The Lataster paper must be understood within the context of a global campaign to suppress or discredit any evidence that undermined the emergency use authorisation narrative. Throughout 2020-2023, governments, media outlets, and even academic journals exhibited a lockstep refusal to publish or seriously discuss data indicating vaccine harms. The FDA and CDC were repeatedly accused of failing to conduct their own rigorous safety studies, instead relying on manufacturer-provided data that was never fully transparent. The "excess mortality" phenomenon is not unique to Australia; similar spikes have been documented in the United States, the United Kingdom, Canada, Germany, and Israel.

In the United States, the CDC's own data from the National Center for Health Statistics reveals that excess deaths among the 15-59 age group skyrocketed in 2021, precisely when the vaccine rollout was most aggressive. Yet the CDC has refused to acknowledge a causal link, instead attributing the deaths to "underlying conditions" or "delayed care" during the pandemic—explanations that feel increasingly hollow as the Lataster study shows similar patterns in regions with short lockdowns and low COVID-19 burden. The institutional capture of public health agencies by the pharmaceutical industry has created a profound conflict of interest. The very bodies that approved and promoted the vaccines are now tasked with investigating their potential harms. This is a classic scenario of the fox guarding the henhouse.
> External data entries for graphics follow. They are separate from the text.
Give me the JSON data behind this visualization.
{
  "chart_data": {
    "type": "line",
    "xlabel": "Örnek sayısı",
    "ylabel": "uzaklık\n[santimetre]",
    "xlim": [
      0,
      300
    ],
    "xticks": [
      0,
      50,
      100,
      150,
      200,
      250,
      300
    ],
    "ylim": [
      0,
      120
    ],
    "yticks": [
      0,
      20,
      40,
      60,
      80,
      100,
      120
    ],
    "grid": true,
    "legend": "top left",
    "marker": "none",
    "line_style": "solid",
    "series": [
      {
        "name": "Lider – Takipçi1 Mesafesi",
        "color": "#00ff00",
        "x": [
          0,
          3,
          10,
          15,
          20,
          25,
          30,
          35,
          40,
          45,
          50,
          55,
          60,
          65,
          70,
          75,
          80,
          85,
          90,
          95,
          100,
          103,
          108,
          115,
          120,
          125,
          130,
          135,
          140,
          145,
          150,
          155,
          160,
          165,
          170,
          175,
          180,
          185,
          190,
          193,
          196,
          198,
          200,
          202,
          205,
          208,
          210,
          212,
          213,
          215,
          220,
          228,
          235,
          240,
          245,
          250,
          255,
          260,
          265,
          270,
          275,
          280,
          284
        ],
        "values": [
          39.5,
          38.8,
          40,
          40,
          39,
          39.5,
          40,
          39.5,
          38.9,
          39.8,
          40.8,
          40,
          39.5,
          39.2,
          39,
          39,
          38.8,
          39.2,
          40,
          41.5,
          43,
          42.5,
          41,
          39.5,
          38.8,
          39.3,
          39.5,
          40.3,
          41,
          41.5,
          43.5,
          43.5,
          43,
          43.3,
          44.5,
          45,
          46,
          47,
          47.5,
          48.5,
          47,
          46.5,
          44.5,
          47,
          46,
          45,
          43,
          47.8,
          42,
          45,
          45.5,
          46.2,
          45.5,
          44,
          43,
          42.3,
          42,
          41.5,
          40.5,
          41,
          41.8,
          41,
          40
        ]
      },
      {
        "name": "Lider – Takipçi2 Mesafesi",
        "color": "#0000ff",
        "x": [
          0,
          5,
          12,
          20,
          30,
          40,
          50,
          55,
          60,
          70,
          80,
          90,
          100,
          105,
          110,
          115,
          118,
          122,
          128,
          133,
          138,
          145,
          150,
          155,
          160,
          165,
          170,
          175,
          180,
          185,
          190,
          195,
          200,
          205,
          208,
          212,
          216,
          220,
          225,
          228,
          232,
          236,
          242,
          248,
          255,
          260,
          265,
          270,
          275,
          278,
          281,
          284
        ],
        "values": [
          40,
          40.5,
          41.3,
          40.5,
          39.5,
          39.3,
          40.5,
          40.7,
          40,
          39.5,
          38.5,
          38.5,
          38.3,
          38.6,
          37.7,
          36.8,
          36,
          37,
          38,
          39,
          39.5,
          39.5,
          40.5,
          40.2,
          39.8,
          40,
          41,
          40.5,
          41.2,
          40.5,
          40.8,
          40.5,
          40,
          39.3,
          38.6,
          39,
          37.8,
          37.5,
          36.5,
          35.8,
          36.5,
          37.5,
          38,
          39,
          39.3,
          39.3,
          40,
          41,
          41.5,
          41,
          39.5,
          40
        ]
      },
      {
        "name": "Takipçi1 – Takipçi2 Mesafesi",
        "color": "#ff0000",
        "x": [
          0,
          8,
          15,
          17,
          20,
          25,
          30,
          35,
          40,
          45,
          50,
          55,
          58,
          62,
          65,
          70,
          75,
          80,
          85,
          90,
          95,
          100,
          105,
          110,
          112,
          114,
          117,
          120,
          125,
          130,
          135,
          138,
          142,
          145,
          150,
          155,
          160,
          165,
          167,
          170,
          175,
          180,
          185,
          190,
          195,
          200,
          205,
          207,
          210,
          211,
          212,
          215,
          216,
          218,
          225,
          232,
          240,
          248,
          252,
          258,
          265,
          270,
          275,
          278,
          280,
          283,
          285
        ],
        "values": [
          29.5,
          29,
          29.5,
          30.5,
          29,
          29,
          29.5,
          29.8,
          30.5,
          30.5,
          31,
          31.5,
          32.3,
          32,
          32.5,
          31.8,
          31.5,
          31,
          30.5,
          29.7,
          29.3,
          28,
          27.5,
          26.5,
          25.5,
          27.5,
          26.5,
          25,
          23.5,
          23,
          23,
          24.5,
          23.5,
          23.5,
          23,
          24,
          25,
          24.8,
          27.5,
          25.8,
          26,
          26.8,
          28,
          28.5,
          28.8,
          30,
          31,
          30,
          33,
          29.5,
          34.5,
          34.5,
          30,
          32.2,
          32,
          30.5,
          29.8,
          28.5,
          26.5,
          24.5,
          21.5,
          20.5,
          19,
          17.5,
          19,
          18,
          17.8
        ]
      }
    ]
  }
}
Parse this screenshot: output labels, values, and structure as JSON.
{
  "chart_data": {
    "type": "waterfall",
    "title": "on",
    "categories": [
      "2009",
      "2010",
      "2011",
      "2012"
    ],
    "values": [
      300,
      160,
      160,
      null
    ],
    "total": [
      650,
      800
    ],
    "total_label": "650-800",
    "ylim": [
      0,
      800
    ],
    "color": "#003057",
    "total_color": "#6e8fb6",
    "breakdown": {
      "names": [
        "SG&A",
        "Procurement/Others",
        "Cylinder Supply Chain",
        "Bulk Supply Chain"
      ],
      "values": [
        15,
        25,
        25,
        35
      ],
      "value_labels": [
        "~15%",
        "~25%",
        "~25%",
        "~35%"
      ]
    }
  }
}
The Lataster study is not surprising; it is a late-confirmation of data that has been accumulating for years. The implications for public policy are severe. If even a portion of the excess deaths in Australia can be attributed to vaccination, then the risk/benefit calculus that drove mandates and booster campaigns was fundamentally flawed. This is particularly concerning for healthy young people, for whom the risks of severe COVID-19 were always extremely low, but the risks of vaccine-induced myocarditis or clotting events were demonstrably higher. The study argues that the vaccination campaign in Australia, far from saving lives, may have actually increased mortality in the very populations it was intended to protect.

The Lataster ecological study provides compelling evidence that the COVID-19 vaccination campaign in Australia was temporally associated with a significant rise in excess all-cause mortality, a finding that aligns with biological plausibility and with data from other nations. The study calls into question the integrity of the regulatory process that approved these vaccines, the veracity of official safety data presented to the public, and the wisdom of ongoing booster campaigns, still continuing.